Neighborhoods outside these areas will not vote for school or college boards until the next election.

There is no incumbent trustee for the college or school board in south Glendale where I live. So far, I am aware of at least two candidates in each of those races who have pulled papers to run, and for the record, I’m not one of them.

I don’t know who may be considering campaigns for the occupied seats, other than the incumbents (not including Christine Walters, who has announced she will not be a candidate for reelection). Candidates have until Jan. 26 to file their nomination papers, according to the city website.

I’ll be interested to hear what issues emerge as the races get underway, given that candidates are expected “to have issues.” Meanwhile, I’ll share my hopes for the campaign and a few issues for consideration.

First, I hope for a civil and nonpartisan campaign for these nonpartisan offices. Yes, it’s true that political parties and elected officials often endorse candidates who may eventually decide to run for partisan political office and who, in the meantime, might be expected to support certain party positions.

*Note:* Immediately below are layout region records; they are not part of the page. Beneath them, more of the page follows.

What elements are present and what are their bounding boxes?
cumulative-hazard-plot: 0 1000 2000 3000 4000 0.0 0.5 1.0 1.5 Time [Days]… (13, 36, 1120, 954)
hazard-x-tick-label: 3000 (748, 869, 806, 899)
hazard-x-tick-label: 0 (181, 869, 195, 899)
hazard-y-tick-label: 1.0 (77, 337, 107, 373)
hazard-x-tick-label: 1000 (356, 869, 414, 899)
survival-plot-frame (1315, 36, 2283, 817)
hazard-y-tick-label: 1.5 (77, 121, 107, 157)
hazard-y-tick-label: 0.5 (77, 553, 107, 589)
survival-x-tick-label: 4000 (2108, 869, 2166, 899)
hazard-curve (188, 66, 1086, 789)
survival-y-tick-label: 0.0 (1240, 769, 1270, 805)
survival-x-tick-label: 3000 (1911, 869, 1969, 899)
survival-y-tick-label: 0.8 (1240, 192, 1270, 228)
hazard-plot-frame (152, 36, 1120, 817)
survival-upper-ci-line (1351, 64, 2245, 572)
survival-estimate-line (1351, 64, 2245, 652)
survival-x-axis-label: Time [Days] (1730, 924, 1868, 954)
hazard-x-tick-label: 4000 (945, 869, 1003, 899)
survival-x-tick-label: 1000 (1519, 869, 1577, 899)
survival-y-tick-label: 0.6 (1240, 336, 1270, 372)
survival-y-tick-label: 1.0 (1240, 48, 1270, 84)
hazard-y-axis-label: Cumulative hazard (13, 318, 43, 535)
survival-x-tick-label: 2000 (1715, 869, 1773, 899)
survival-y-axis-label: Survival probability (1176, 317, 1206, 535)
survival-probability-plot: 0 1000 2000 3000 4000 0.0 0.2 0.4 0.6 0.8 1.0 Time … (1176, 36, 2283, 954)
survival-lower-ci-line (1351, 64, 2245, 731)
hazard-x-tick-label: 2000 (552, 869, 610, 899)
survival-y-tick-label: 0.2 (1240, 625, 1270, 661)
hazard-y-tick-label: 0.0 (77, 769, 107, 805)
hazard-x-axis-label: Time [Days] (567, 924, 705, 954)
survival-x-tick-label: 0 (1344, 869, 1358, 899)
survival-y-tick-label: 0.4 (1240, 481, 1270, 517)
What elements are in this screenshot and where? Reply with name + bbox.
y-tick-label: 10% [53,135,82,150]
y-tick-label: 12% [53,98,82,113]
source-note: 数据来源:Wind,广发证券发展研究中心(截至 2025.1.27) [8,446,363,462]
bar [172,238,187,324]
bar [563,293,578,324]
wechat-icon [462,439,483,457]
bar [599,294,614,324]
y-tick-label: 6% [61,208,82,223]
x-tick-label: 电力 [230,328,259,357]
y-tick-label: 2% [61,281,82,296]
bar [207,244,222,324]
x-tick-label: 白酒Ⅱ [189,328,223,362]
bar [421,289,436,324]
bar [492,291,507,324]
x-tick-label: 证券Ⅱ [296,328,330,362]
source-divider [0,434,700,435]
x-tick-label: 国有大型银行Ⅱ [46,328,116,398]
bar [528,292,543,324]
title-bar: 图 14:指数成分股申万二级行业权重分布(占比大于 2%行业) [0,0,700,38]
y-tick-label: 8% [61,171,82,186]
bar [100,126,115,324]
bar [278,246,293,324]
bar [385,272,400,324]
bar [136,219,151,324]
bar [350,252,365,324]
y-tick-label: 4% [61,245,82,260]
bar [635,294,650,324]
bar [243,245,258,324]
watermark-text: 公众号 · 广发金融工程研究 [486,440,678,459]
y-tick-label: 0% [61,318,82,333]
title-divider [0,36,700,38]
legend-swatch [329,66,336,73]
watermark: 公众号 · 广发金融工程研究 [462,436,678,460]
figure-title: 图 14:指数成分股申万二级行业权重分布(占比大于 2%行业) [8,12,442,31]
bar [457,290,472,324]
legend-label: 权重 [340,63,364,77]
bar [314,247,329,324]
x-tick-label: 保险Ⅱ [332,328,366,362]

Some candidates might even be considering these boards as “entry level” offices in hopes of attaining “higher office” in the years ahead. It was not unusual, when I was on the school board, for someone to ask me when I was going to run for City Council.

For my part, I think education is a high calling that deserves at least an eight-year commitment. It took me a full four years and my first turn as president to really understand how a board can most effectively operate to benefit the district.

It can take longer for local board members — and through them the district — to gain influence in regional and statewide education efforts.

I hope the candidates — especially the successful ones — appreciate the exemplary districts in which they hope to serve. There will always be challenges in education, as populations, technologies and political climates shift, but candidates and voters should know Glendale has strong educational leadership in place, poised to move their districts forward with the help of thoughtful, informed board members.

Issues abound, as do opinions about them: California State Standards, better known as the Common Core (I think they’re moving students in the right direction); class size (it isn’t everything; California reduced primary classes to 20:1 for many years, at great expense, and the results were not what we’d hoped); housing (an issue for families as well as teachers, one that will continue to affect both enrollment and staffing, though it isn’t usually considered an education issue); technology (important, but it doesn’t trump reading).

I look for candidates willing to examine the facts underlying the issues, and I look for board members more interested in the issues than the office.

We need board members who care about good governance and who understand that the authority of a board member exists only in the authority of the board, in a majority vote.

I wish the candidates well in sorting out the issues. I wish the community well in sorting out the candidates.